Tasse: Tremonti cerca un taglio di 9,5 miliardi. E poi basta ai pagamenti in cash (stile Visco)
Roma – Potrebbero essere fissate al 20%, 30% e 40% le tre aliquote annunciate da Giulio Tremonti all’assemblea della Confartigianato, al posto delle cinque attuali. Sulla base di questa indiscrezione, ma fissando in maniera un po’ ottimistica gli scaglioni di reddito, l’Associazione artigiani di Mestre calcola che per la famiglia tipo monoreddito (due coniugi e un figlio) con reddito che sfiora i 35mila euro il risparmio garantito dalla riforma potrebbe arrivare a un massimo di 1.728 euro.
Per la famiglia bi-reddito la riforma a tre aliquote porterebbe un risparmio di 1.050 euro. L’esatta determinazione degli scaglioni, ha spiegato lo stesso Tremonti, dipenderà dall’ammontare delle risorse disponibili.
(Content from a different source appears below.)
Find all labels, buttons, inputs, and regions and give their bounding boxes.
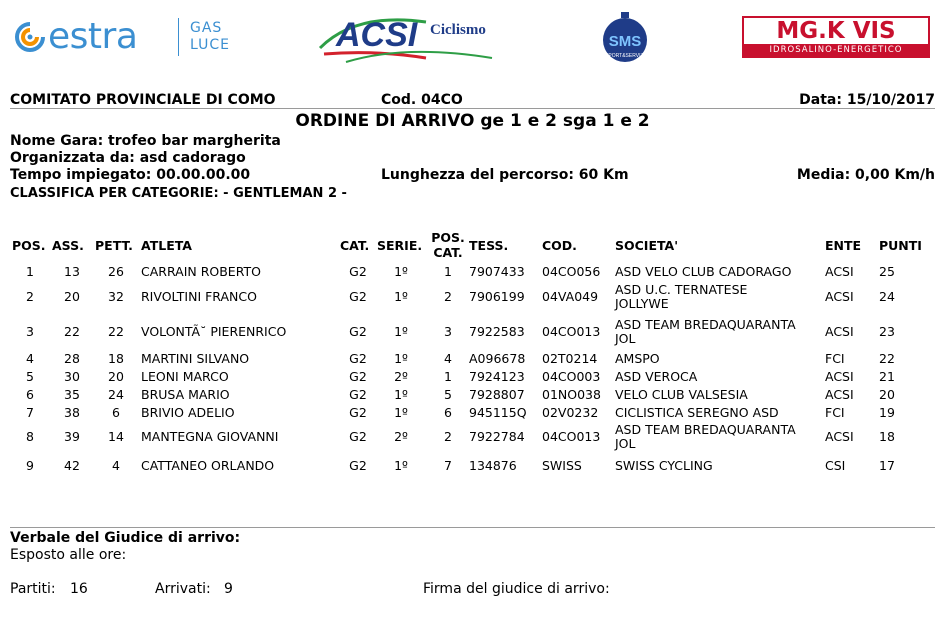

Considerando invece il contestuale aumento dell’Iva, e la riduzione di un punto delle prime due aliquote Irpef (il 23% sino a 15mila euro e il 27% da 15mila a 28mila), la Cgia mestrina calcola che il risparmio per la famiglia monoreddito sarebbe pari a 285 euro l’anno. Più elevato (716 euro) il risparmio per la famiglia bi-reddito sempre con 35mila euro l’anno. Anche con l’aumento delle imposte sui consumi, dunque, la riduzione delle aliquote Irpef avrebbe conseguenze positive per il portafogli del cittadino. Ma bisogna considerare che i contribuenti dovranno rinunciare a diverse agevolazioni, e dunque bisognerà valutare caso per caso.
Si tratta soltanto di simulazioni, che tuttavia confermano quanto sia elevata l’aspettativa degli italiani per la riforma fiscale. Il cantiere della riforma non è ancora terminato. Ieri è giunto sulla scrivania di Tremonti il documento conclusivo di uno dei quattro tavoli tecnici di lavoro, quello sull’evasione, guidato dal presidente dell’Istat Enrico Giovannini. «Bisogna evitare i condoni, che hanno avuto un effetto negativo sul gettito complessivo e sulla fedeltà dei contribuenti al fisco», raccomanda il gruppo di lavoro.
Il documento suggerisce inoltre di scoraggiare l’uso dei contanti, dato che i pagamenti in nero costano all’erario almeno 10 miliardi di euro; di pubblicare una lista coi nomi degli evasori totali; di ridurre le partite Iva, specie in agricoltura e nel lavoro para-subordinato; di rivedere ogni anno gli studi di settore. Per quanto riguarda le imprese medio-grandi, il documento di oltre 150 pagine propone il contraddittorio tra contribuente e Agenzia delle entrate, sulla base della «proposta d’imposta». Nelle prossime ore sono in arrivo gli documenti dei gruppi di lavoro dedicati agli altri aspetti della riforma, dalle proposte fiscali vere e proprie all’individuazione dei tagli di spesa e di agevolazioni.
Se confermata, la riduzione a tre aliquote (20, 40 e 60 per cento) sarà comunque introdotta progressivamente. Si partirebbe dall’aliquota più bassa, con un costo di circa 9 miliardi e mezzo di euro. La compensazione dovrebbe giungere dall’aumento dell’Iva, secondo il principio tremontiano dello spostamento di tassazione «dalle persone alle cose», ovvero dal lavoro ai consumi. Ipotesi che fa inorridire tutte le associazioni del commercio, che paventano una ulteriore riduzione della già scarsa spesa delle famiglie. Per Federdistribuzione si tratterebbe di una «follia»: per far crescere l’economia, spiega il presidente Cobolli Gigli, bisogna rilanciare la domanda interna. Anche Confcommercio ha più volte espresso le sua netta contrarietà all’ipotesi di rialzare l’Iva.